The anti-Zionists grasp a truth that eludes many mainstream Jewish institutions: Politics flow downstream from liturgy. A people endures not through policy papers or press releases, but through the stories it tells its children and the meaning it imparts to those stories. For centuries, the Haggadah has performed that function. The anti-Zionist endeavor is to invert it—to make the text teach the opposite of its original intent.
In my own analysis, set forth in “The Haggadah: Zionism’s Drama of Destiny,: the text was never simply a chronicle of memory. It was constructed as an affirmation that Jewish history could not terminate in exile; it must culminate in sovereignty.
From the collapse of Jewish independence after Bar Kokhba, through the centuries of Christendom, Crusades, expulsions and pogroms, the Jewish condition was never merely a question of when redemption might arrive. It was how Jews could endure in a world where hostility to them had become a structural feature of rival civilizations. The Haggadah responded by centering the self-governing Jewish nation as the fulfillment of redemption. Year after year, it reminded Jews that the Exodus remains unfinished so long as exile is the norm.
Today’s anti-Zionist Haggadahs work to undermine that message—to weaken moral deterrence by portraying Jewish sovereignty as inherently suspect; erode communal cohesion by detaching Jewish identity from peoplehood, land and self-defense; and instill shame by recasting statehood not as redemption’s instrument but as its betrayal.
Rabbi Akiva stands at the heart of the traditional Haggadah as the decisive reply to the wicked son, the archetypal figure who rejects the collective story. In Bnei Brak, he turns the seder into a form of liturgical warfare.

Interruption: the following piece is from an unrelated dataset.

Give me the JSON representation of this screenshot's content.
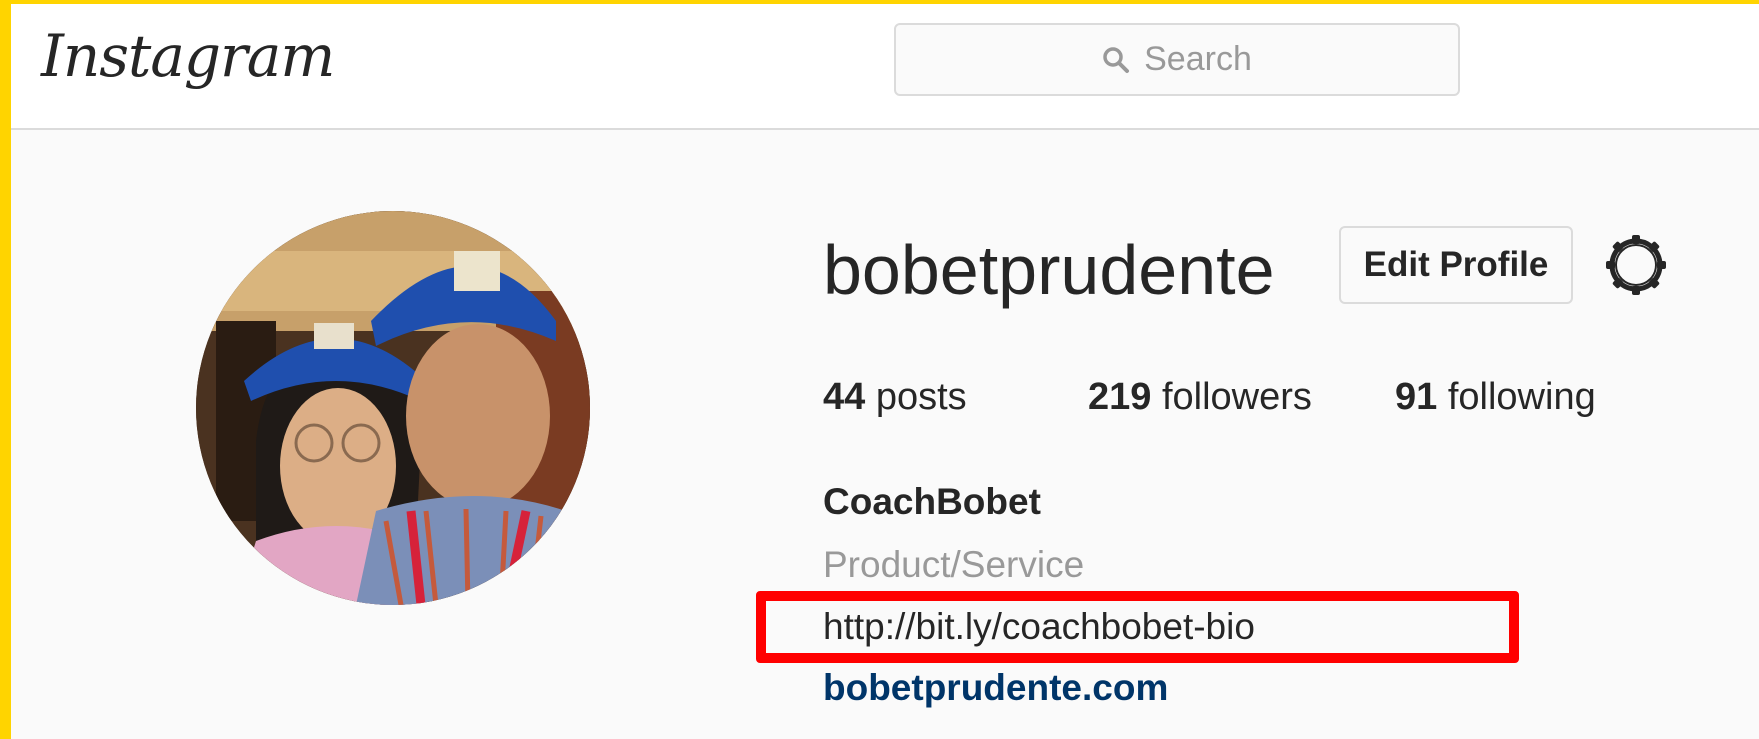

Memory becomes strategy. The Shema becomes a rallying cry. Dawn signals mobilization. He insists that redemption is not passively awaited; it is actively pursued through discipline, solidarity and national purpose.
The anti-Zionist Haggadah inverts this: It converts the Passover seder from an academy of Jewish peoplehood into a seminar in Jewish self-dissolution. It invites Jews to regard their own state as the chief impediment to true redemption.
Mainstream Jewish institutions have yet to reckon with the gravity of this assault. Too many continue to regard the Haggadah as mere nostalgia, family custom or seasonal sentimentality. The anti-Zionists, however, take it with deadly seriousness. They understand that whoever controls ritual controls formation, and whoever controls formation controls the future.
The issue, therefore, is not whether a handful of ideological Haggadahs exist. They do. The real question is whether those committed to Jewish continuity will reclaim the original context, terminology and grammar before their adversaries succeed in rewriting it entirely.
The battle has moved beyond just Israel. It is now over whether Judaism will remain a civilization defined by peoplehood, covenant, land and return—or be reimagined as a religion estranged from, even opposed to, its own sovereignty.
That is why the anti-Zionists have come for the Haggadah.
And that is why the struggle for the Jewish future will be decided—or forfeited—at the seder table.